As a copywriter, sometimes my writing flies off my fingers, and is awarded enthusiastic head nods in our agency, from our clients and even their customers or clients. But copy, like art, is subjective. Sometimes the copy flies off my fingers and is met with stone-cold stares, or head scratching, or both. Or, most commonly, nods from one person, head-scratches from another.
I’m sometimes asked, “What’s the most important part of writing copy?” Is it a grasp of grammar? Is it a keen insight into the psychology of the target audience? Is it being armed with research and keywords—the science that ensures copy can be logically dissected and searched?
I nod. Yes. Those are all vital tools. But the most important part of being a writer? Having a thick skin.
Anyone who has a subjective and creative job likely shares this skill … and advertising copy is as much creativity and preference as it is science. Science can be proven. Argued. But tonality, sentence structure, the choice of verb, or even the “big idea” may resonate with one person and leave someone else cold. I remember my first agency job, years and years ago. I was called into my boss’s boss’s boss’s office, the head Creative Director of our $500 million agency. He held a radio script in his hands.

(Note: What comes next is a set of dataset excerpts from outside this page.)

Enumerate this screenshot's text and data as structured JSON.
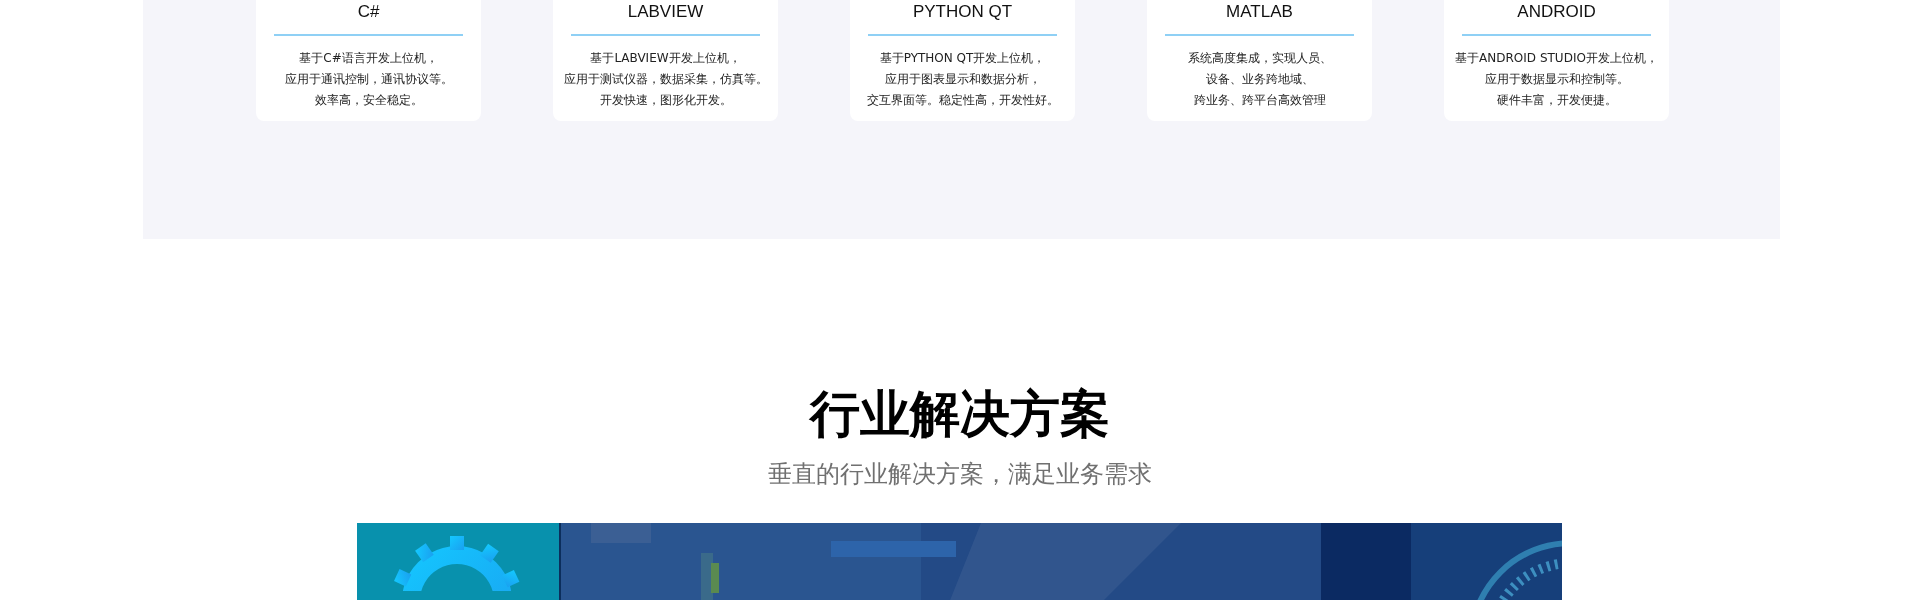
{
  "platforms": [
    {
      "title": "C#",
      "lines": [
        "基于C#语言开发上位机，",
        "应用于通讯控制，通讯协议等。",
        "效率高，安全稳定。"
      ]
    },
    {
      "title": "LABVIEW",
      "lines": [
        "基于LABVIEW开发上位机，",
        "应用于测试仪器，数据采集，仿真等。",
        "开发快速，图形化开发。"
      ]
    },
    {
      "title": "PYTHON QT",
      "lines": [
        "基于PYTHON QT开发上位机，",
        "应用于图表显示和数据分析，",
        "交互界面等。稳定性高，开发性好。"
      ]
    },
    {
      "title": "MATLAB",
      "lines": [
        "系统高度集成，实现人员、",
        "设备、业务跨地域、",
        "跨业务、跨平台高效管理"
      ]
    },
    {
      "title": "ANDROID",
      "lines": [
        "基于ANDROID STUDIO开发上位机，",
        "应用于数据显示和控制等。",
        "硬件丰富，开发便捷。"
      ]
    }
  ],
  "solutions": {
    "title": "行业解决方案",
    "subtitle": "垂直的行业解决方案，满足业务需求"
  }
}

“Did you write this?” he asked, his voice dripping with distaste. I nodded. “This is trite and banal.” He dropped the script into his trash can. Then, he waved me out.
That was, maybe, the only thing our ECD said to me in a year. But I knew not to take his comment personally. He didn't think I was “trite and banal,” or at least I don’t think he did. I took it as a challenge to write something better. And I did. The client loved my final spot.
It’s those victories that keep us “creatives” going. Every Pepper Group project has likely faced a head shake or two before it leaves our doors. But our skins are plenty thick. We’ve learned those head shakes just make our successes that much sweeter.